April 18, 2012
Rays clobber Jays 12-2
By Mike Rutsey, QMI Agency
TORONTO - They got to Brandon Morrow early and they got to him often.
With no command of his fastball, save for firing it letter high over the middle of the plate, Morrow was defenceless Wednesday night against the Tampa Bay Rays.
It was the second consecutive start for Morrow that he didn’t have his ‘A’ game and this one was his poorest effort of the three he has produced this season.
A two-run home run clubbed by Ben Zobrist in the opening inning set the tone for what his night would be like and when it was over it was the Rays that had secured a 12-2 laugher.
Six of those runs came against Morrow while reliever Carlos Villanueva — who hasn’t seen action since the third game of the season in Cleveland — was roasted for six runs in the ninth including a grand slam by Luke Scott.
In the lonely Jays clubhouse after the game, Morrow was a disconsolate figure.
“I wasn’t very good with my fastball at all,” Morrow started off. “Poor command and I thought it was flat in the zone and it found a lot of barrels.”
Morrow lasted six innings logging just one 1-2-3 inning. Over the others he allowed the six runs on eight hits and three walks and surrendered three home runs to match his career high.
“I tried a number of times to get my curveball over but that wasn’t working for me,” Morrow continued. “I had a decent changeup but when you have poor fastball command like that things aren’t going to go well.”
Throughout the spring and in his first start Morrow excelled at keeping his fastball down in the zone and mixing in his secondary pitches. In his last two starts, though, the fastball has crept up and things have started to go off the rails.
“Obviously I’m going to continue to work on what I’ve been working on,” he said of what his side session will focus on. “Keeping it down in the zone and on the corners tonight was pretty poor.”
The Rays, sniffing blood, compounded Morrow’s problems by jumping on him early and not allowing him to find a groove with his secondary stuff.
Left fielder Matt Joyce was a constant irritant. He doubled and scored in his first two at-bats then slugged the first of two solo shots the Rays would strike in the sixth.
“He got behind a few guys and when he missed up, they didn’t miss it,” Jays catcher Jeff Mathis said of Morrow. “They weren’t missing his mistakes.”
The rubber game in the series goes Thursday with Henderson Alvarez starting for the Jays.
There wasn’t much to like from the Jays this day. Offensively they couldn’t bunch their hits — they managed 12 — stranded 11 runners on base and were just 1-for-6 with runners in scoring position.
Mathis provided the only fireworks for the Jays with his solo shot off starter David Price in the second.
“We got some hits but they were scattered throughout and we didn’t have the ability to bunch anything together,” manager John Farrell said.
Getting Morrow back on the beam is now a top priority. This is the season he was expected to make his great leap forward and become a solid 1A to No. 1 starter Ricky Romero.

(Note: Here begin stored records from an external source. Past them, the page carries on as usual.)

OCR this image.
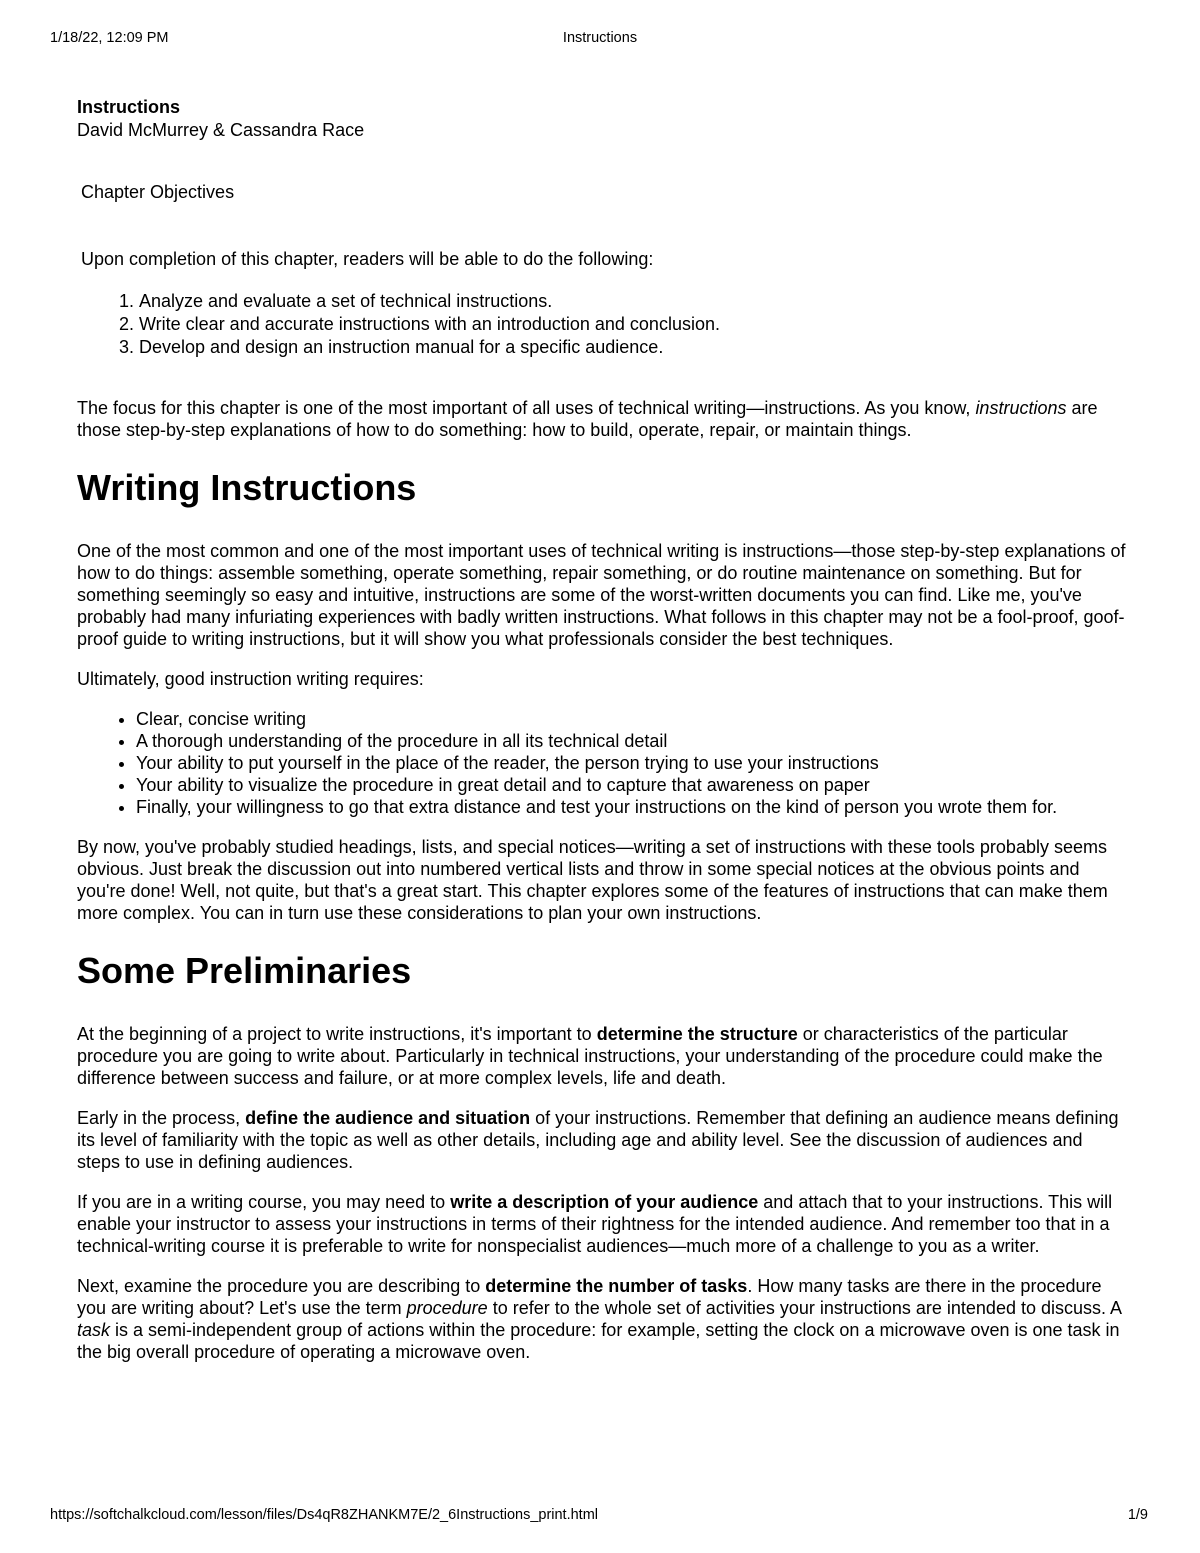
1/18/22, 12:09 PM	Instructions

Instructions

David McMurrey & Cassandra Race

Chapter Objectives

Upon completion of this chapter, readers will be able to do the following:

1. Analyze and evaluate a set of technical instructions.
2. Write clear and accurate instructions with an introduction and conclusion.
3. Develop and design an instruction manual for a specific audience.

The focus for this chapter is one of the most important of all uses of technical writing—instructions. As you know, instructions are those step-by-step explanations of how to do something: how to build, operate, repair, or maintain things.

Writing Instructions

One of the most common and one of the most important uses of technical writing is instructions—those step-by-step explanations of how to do things: assemble something, operate something, repair something, or do routine maintenance on something. But for something seemingly so easy and intuitive, instructions are some of the worst-written documents you can find. Like me, you've probably had many infuriating experiences with badly written instructions. What follows in this chapter may not be a fool-proof, goof-proof guide to writing instructions, but it will show you what professionals consider the best techniques.

Ultimately, good instruction writing requires:

• Clear, concise writing
• A thorough understanding of the procedure in all its technical detail
• Your ability to put yourself in the place of the reader, the person trying to use your instructions
• Your ability to visualize the procedure in great detail and to capture that awareness on paper
• Finally, your willingness to go that extra distance and test your instructions on the kind of person you wrote them for.

By now, you've probably studied headings, lists, and special notices—writing a set of instructions with these tools probably seems obvious. Just break the discussion out into numbered vertical lists and throw in some special notices at the obvious points and you're done! Well, not quite, but that's a great start. This chapter explores some of the features of instructions that can make them more complex. You can in turn use these considerations to plan your own instructions.

Some Preliminaries

At the beginning of a project to write instructions, it's important to determine the structure or characteristics of the particular procedure you are going to write about. Particularly in technical instructions, your understanding of the procedure could make the difference between success and failure, or at more complex levels, life and death.

Early in the process, define the audience and situation of your instructions. Remember that defining an audience means defining its level of familiarity with the topic as well as other details, including age and ability level. See the discussion of audiences and steps to use in defining audiences.

If you are in a writing course, you may need to write a description of your audience and attach that to your instructions. This will enable your instructor to assess your instructions in terms of their rightness for the intended audience. And remember too that in a technical-writing course it is preferable to write for nonspecialist audiences—much more of a challenge to you as a writer.

Next, examine the procedure you are describing to determine the number of tasks. How many tasks are there in the procedure you are writing about? Let's use the term procedure to refer to the whole set of activities your instructions are intended to discuss. A task is a semi-independent group of actions within the procedure: for example, setting the clock on a microwave oven is one task in the big overall procedure of operating a microwave oven.

https://softchalkcloud.com/lesson/files/Ds4qR8ZHANKM7E/2_6Instructions_print.html	1/9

Three starts in Morrow is hardly a train wreck but he is still looking for his first win and trending in the wrong direction.
Morrow has the great arm and terrific stuff and it’s just a matter of harnessing that ability.
The Jays thought they had him on the right track this spring but in tight spots, when push comes to shove, old habits creep back in and that may be where Morrow finds himself now.
It’s up to Morrow and the Jays to reverse that course.
STAYS WITH LIND
Manager John Farrell doesn’t platoon the left-handed hitting Lind but he usually sits him down against some of the tougher lefties.
Despite the fact there are few left-handers tougher than Price, Lind was in the lineup Wednesday.
Lind, though, seems to be able to raise his game when going against the Rays. In 73 prior games, the first baseman has posted an OPS of .846 with 16 home runs. The 16 homers, meanwhile, are the most that he has hit vs. any team in the league.
In Tuesday’s game, Lind was 3-for-4 with a two-run home run and three RBIs. All three of his hits were to the opposite field, which is a sign that Lind is seeing the ball well. During spring training Lind worked on not chasing pitches out of the strike zone, to display controlled aggression within the zone and he’s carried that into the season.
“He demonstrated that (ability) in spring training where he took a number of borderline pitches. He’s made a conscious effort and done a good job with it,” Farrell said. “Every year we meet with every player and we outline some things that we’d like to make some adjustments with and that was one of them with Adam.”
Lind, though, had no luck against Price going 0-for-3.